Desperate to find an easy opponent, Cordova, then in the last of three one-year terms as president, turned to the Orient. Junior middleweights in Japan and Korea are like heavyweights in Mexico: not very good. Selected for Gazo's first defense was Koichi Wajima, a 34-year-old former champion who hadn't had a fight since being knocked out 13 months before. No problem. Despite that defeat and Wajima's inactivity since then, the WBA ranked him No. 6; the light-punching Gazo stopped him in 11 rounds. Wajima never fought again.
Gazo's next opponent was Kenji Shibata, a fairly decent Japanese fighter but one who had lost three of his last 11 fights. The WBA ranked him No. 8, and in September 1977 Gazo, despite looking like an amateur, defeated Shibata on a decision. Although Kalule was now clearly the leading contender, and was so ranked, the WBA chose to ignore him. Instead, Cordova tapped a Korean, Lim Che-Keun, who was rated No. 8 under the name of Jaekeun Yim, to fight Gazo. The alias wasn't a WBA deception so much as an indication of its indifference to accuracy. Lim, or Yim, lost a split decision on Dec. 18, 1977.
For that fight, Gazo was paid $80,000. By now the WBA had been taken over by Galindez, an accountant with the Venezuelan Ministry of Transport and Communication, and Gazo's protective blanket came unraveled. In August 1978 Masashi Kudo, a Japanese possessed of slight skill but considerable courage, surprised everyone by defeating Gazo on a split decision.
Kudo's victory came 10 months after Kalule had been named the leading contender. No WBA junior middleweight champion had made a mandatory defense in the previous 22 months, not since Castellini had won the title in a mandatory fight against Jose Duran on Oct. 9, 1976. Galindez had come in as Cordova's hand-picked replacement. While Sanchez remained in charge of ratings, Cordova took over Galindez' old post as chairman of the championship committee. Galindez turned out to be a rebel (see box page 36), but one point they all did agree on was that Kudo's first defense would be against a Korean named Ho Joo, who had just been stripped of his Oriental & Pacific Boxing Federation title for running out on a scheduled OPBF defense. Ho Joo, previously ranked No. 7, was elevated to No. 6 by the WBA, and the title fight was sanctioned for December 1978 in Japan.
In Denmark the fuming Palle had had enough. Kalule's manager fired off the first of more than 100 cablegrams to the WBA. Before he was through, Palle would spend $20,000 on cables, telephone calls and travel expenses in his fight to have the WBA recognize Kalule as the mandatory challenger.
In response, when the September 1978 ratings were issued, the WBA arrogantly replaced the still undefeated Kalule as the leading contender, with Gert Steyn, a South African of no great ability who had been rated since July 1977. The WBA has a fondness for South African fighters—on the whole, a courageous lot but woefully trained—and for luxurious trips to the land of gold and diamonds and racial unrest.
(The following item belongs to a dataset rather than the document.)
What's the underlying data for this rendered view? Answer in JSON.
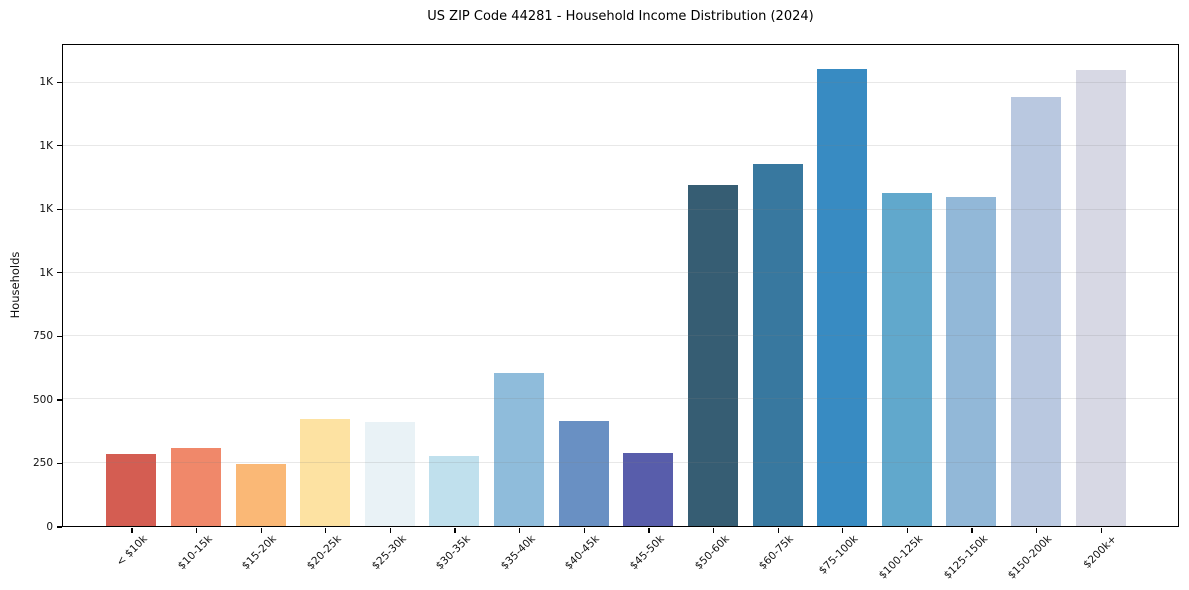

If Steyn's rise to the top came as a surprise, Kalule's demotion was even more stunning. From the time he was first named the leading challenger until his demotion, Kalule had won 10 fights, seven inside the distance, without a loss. In the same period Steyn had won three, none against a world-class opponent. This was the same Steyn who, at the end of 1976, had been knocked out by Mike Nixon, an American club fighter.
Spang Thomsen, general secretary of the Danish Boxing Commission, was so incensed at the WBA's act that he wired Galindez: "We find no justice and sporting spirit among WBA officers...disgusting politics."
Galindez wrote back to say that the WBA had realized it made a mistake in moving Steyn ahead of Kalule. "I shall inform the Chairman of the Ratings Committee to clarify this situation," Galindez replied. "Sometime a lack of information create confusion and a boxer is moved up or dropped without any apparent reason."
Kalule was re-ranked as No. 1 challenger in January 1979. After the ratings were released, the Danes received a cable from Mike Mortimer, a South African who had been named head of the championship committee after Cordova had resigned to make an unsuccessful bid to unseat Galindez in the 1978 WBA presidential elections. The wire read: "If Kalule holds this position [No. 1 contender] at the time compulsory defense due will naturally enforce his right." The compulsory defense had been due since April 1977, 18 months before Mortimer sent that cable. No mention was made of that oversight.